A spokesperson confirmed that the dramatic-sounding video for the single, called “White Light,” will be released August 12.

There’s literally no one else we’d rather see lip-syncing someone else’s song, so here’s an extremely detailed recap of Kate Moss’s history in music videos.

In 1994, acclaimed director Anton Corbijn shot Moss with Johnny Cash in “Delia’s Gone,” the first single from the country legend’s comeback album, “American Recordings.” The model plays the slain Delia, killed by the song’s narrator, and thus is mostly lying in a graveyard plot six feet deep while Cash buries her. It was a dark start to her music video career.

Then, Moss and fellow model Devon Aoki played stone-cold bandits in a 1997 video for Primal Scream’s “Kowalski.” The two of them steal a cherry red Dodge Challenger, shove a guy’s face into a bowl of Fruit Loops, and eventually beat up the members of Primal Scream. There’s also a wonderful scene when Moss, who’s driving the Challenger, has Aoki apply lipstick to her lips across the front seat of the car. It’s not easy to remember who Primal Scream is these days, but they certainly knew the strengths of a young Kate Moss.

Next up is Elton John, who featured Moss in his not-quite-classic 1997 ballad “Something About the Way You Look Tonight.” The fact that most of this video is Elton John playing piano in an empty auditorium, the camera swooping in overhead, is disconcerting. Given that he had Kate Moss on set, it strikes us as a bit of a mistake. Her biggest scene is at the beginning, when she opens a letter — how ’90s! — that’s something of an invitation to an Elton John show. She goes, and for the rest of the video she dances around in a big crowd. At once point, she sits in a metal chair that’s a lot bigger than her. Verdict: not Kate’s best work.

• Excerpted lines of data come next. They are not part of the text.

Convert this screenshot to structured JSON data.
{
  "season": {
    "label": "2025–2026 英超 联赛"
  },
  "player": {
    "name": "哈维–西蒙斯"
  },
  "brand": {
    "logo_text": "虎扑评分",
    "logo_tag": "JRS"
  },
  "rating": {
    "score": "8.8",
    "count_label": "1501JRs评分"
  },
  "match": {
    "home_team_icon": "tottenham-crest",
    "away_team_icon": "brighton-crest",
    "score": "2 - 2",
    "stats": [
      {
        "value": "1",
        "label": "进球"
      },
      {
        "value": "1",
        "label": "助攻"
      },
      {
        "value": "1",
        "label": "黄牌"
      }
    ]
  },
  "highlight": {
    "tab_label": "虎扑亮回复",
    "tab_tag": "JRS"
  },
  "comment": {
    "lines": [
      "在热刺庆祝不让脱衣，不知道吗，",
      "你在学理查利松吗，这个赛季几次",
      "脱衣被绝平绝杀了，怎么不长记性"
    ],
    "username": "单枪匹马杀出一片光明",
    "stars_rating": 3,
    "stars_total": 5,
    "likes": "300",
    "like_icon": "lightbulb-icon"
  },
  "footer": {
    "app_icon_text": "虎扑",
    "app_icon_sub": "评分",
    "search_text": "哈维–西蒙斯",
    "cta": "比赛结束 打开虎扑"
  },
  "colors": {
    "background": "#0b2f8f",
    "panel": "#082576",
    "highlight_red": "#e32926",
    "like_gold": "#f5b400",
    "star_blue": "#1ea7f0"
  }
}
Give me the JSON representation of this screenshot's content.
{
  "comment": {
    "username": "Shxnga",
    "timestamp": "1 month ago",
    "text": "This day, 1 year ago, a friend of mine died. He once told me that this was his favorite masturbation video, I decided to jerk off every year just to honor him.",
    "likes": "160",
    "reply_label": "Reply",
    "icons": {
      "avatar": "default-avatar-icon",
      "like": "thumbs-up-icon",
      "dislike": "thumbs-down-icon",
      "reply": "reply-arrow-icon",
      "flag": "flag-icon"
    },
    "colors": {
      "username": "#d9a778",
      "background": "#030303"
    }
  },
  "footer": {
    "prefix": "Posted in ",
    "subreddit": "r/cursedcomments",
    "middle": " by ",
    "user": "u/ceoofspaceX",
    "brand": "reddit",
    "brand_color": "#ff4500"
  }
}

Marianne Faithful focuses the attention back on Moss with her 2002 video for “Sex With Strangers,” directed by Roman Coppola. It’s a perplexing clip. What begins as a close interpretation of the song’s title — Moss wakes up, changes from a nightgown, picks up her brick-sized cell phone seeking a stranger to do the obvious thing with — gets a little confusing when Kate Moss ends up finding the person waiting for her is actually… Kate Moss. Then her palm turns into a pair of lips and there’s a TV with Marianne Faithful talking on a cell phone. We’re confused.

Thankfully, a year later Moss made a video with a very simple concept. Here’s director Sofia Coppola’s pitch to the White Stripes: “I don’t know — how about Kate Moss doing a pole dance?” New York Times Magazine reporter Lynn Hirschberg was on the set of that video, for the band’s scorching cover of Burt Bacharach’s “I Just Don’t Know What To Do With Myself,” and she captured all the action of Moss grinding in her underwear on the stripper pole, as Jack and Meg White looked on. Zoe Cassavetes was also present, for some reason.

“Moss, who turned down a short white robe offered by an assistant, was remarkably comfortable in her underwear and sat with her feet up in front of a fan,” Hirschberg wrote.

We’re not sure “White Light” will have a video as striking and elegant as the one Coppola directed, but a new video with Kate Moss is always welcome.